Nicolas Sarkozy réclame la fusion de ses condamnations pénales
Le tribunal correctionnel de Paris a étudié ce lundi, lors d'une audience tenue à huis clos, la requête de l'ancien président de la République Nicolas Sarkozy visant à confondre ses deux peines définitives. Ces condamnations concernent les dossiers judiciaires distincts de l'affaire Bygmalion et de l'affaire Bismuth, également connue sous le nom de l'affaire des écoutes. Une source proche du dossier a indiqué que la décision du tribunal sera rendue le 9 mars prochain, mettant ainsi fin à cette étape procédurale cruciale.
Une audience discrète en chambre du conseil
Au cours de cette séance non publique, dite « en chambre du conseil », Nicolas Sarkozy a formellement demandé que sa peine de six mois d'emprisonnement ferme dans le dossier Bygmalion soit considérée comme déjà purgée. Cette demande s'appuie sur le fait qu'il a porté un bracelet électronique pendant plusieurs mois l'année dernière dans le cadre de l'affaire Bismuth. Son avocat, Maître Vincent Desry, a choisi de ne faire aucun commentaire à l'issue de l'audience, respectant ainsi la confidentialité des débats.
Les détails des condamnations en cause
Dans l'affaire Bygmalion, Nicolas Sarkozy a été condamné en appel par la cour d'appel de Paris le 14 février 2024 à une peine d'un an d'emprisonnement, dont six mois ferme, pour financement illégal de sa campagne présidentielle de 2012. Cette condamnation est devenue définitive le 26 novembre dernier après le rejet de son pourvoi en cassation. La peine en appel, dont la cour avait ordonné l'aménagement pour la partie ferme, était légèrement inférieure à la sentence initiale d'un an de prison ferme prononcée en première instance en 2021.
Parallèlement, l'affaire Bismuth a valu à l'ancien chef de l'État une condamnation à trois ans de prison, dont un an ferme sous bracelet électronique, pour corruption et trafic d'influence. Cette condamnation est devenue définitive en décembre 2024. Nicolas Sarkozy a effectivement porté un bracelet électronique du 7 février au 12 mai 2025. Âgé de 70 ans à cette période, il a bénéficié d'une libération conditionnelle avant la mi-peine, une possibilité offerte par la loi à cet âge.

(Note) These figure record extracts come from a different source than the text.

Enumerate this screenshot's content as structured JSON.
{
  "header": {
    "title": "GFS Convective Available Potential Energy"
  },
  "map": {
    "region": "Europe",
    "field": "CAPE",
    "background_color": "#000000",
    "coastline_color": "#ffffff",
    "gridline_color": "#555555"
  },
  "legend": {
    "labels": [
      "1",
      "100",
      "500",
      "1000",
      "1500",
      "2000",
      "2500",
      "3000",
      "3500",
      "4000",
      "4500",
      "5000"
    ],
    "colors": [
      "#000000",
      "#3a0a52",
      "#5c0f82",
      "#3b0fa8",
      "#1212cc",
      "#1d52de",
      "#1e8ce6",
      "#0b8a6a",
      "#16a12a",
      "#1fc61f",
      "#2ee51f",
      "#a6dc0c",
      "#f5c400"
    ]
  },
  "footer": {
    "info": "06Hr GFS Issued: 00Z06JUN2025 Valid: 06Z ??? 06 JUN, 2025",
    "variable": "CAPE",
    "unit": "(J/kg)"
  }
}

Les conditions légales de la confusion de peines
La confusion de peines est un mécanisme prévu par l'article 132-4 du Code pénal. Pour que la demande de Nicolas Sarkozy soit recevable, plusieurs critères stricts doivent être réunis :
- Les procédures doivent être séparées.
- Les infractions doivent être « en concours », c'est-à-dire commises successivement avant une condamnation définitive.

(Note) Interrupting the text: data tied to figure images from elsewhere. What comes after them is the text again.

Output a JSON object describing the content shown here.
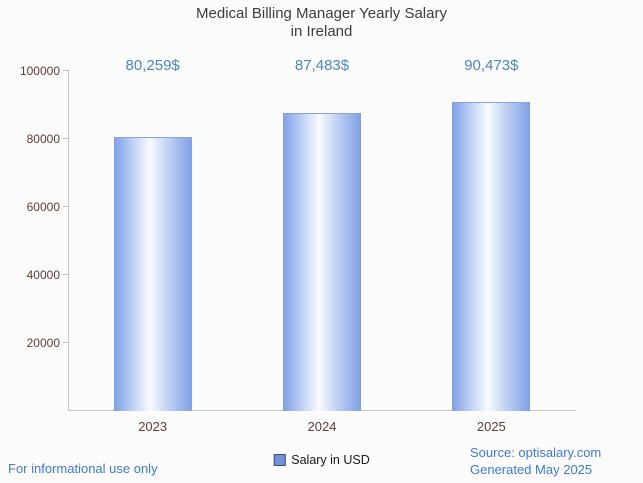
{
  "title": {
    "line1": "Medical Billing Manager Yearly Salary",
    "line2": "in Ireland"
  },
  "chart_data": {
    "type": "bar",
    "title": "Medical Billing Manager Yearly Salary in Ireland",
    "categories": [
      "2023",
      "2024",
      "2025"
    ],
    "values": [
      80259,
      87483,
      90473
    ],
    "value_labels": [
      "80,259$",
      "87,483$",
      "90,473$"
    ],
    "series": [
      {
        "name": "Salary in USD",
        "values": [
          80259,
          87483,
          90473
        ]
      }
    ],
    "xlabel": "",
    "ylabel": "",
    "ylim": [
      0,
      100000
    ],
    "yticks": [
      20000,
      40000,
      60000,
      80000,
      100000
    ],
    "grid": false,
    "legend_position": "bottom"
  },
  "legend": {
    "label": "Salary in USD"
  },
  "footer": {
    "left": "For informational use only",
    "source": "Source: optisalary.com",
    "generated": "Generated May 2025"
  },
  "colors": {
    "accent_blue": "#4a86c8",
    "link_blue": "#3e7bd6",
    "bar_blue": "#7f9fe4",
    "axis_label_brown": "#5d4037",
    "title_gray": "#3d3d3d",
    "background": "#fcfcfc"
  }
}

- Les peines doivent être de même nature et être devenues définitives.
La décision du tribunal sera mise en délibéré et reste susceptible d'appel, ce qui signifie que la procédure pourrait se prolonger selon les recours éventuels.
Prochain rendez-vous judiciaire pour l'ancien président
Quel que soit l'issue de cette demande de confusion de peines, Nicolas Sarkozy aura un nouveau rendez-vous avec la justice à partir du 16 mars. Cette date marque l'ouverture du procès en appel dans l'affaire dite libyenne. Rappelons que l'ex-président de la République a été condamné en première instance à cinq ans de prison ferme pour association de malfaiteurs dans ce dossier, et a effectué environ trois semaines de détention préventive.
Cette accumulation de procédures judiciaires souligne la complexité et la durée des affaires impliquant l'ancien chef de l'État, marquant un chapitre judiciaire sans précédent pour un président de la Ve République.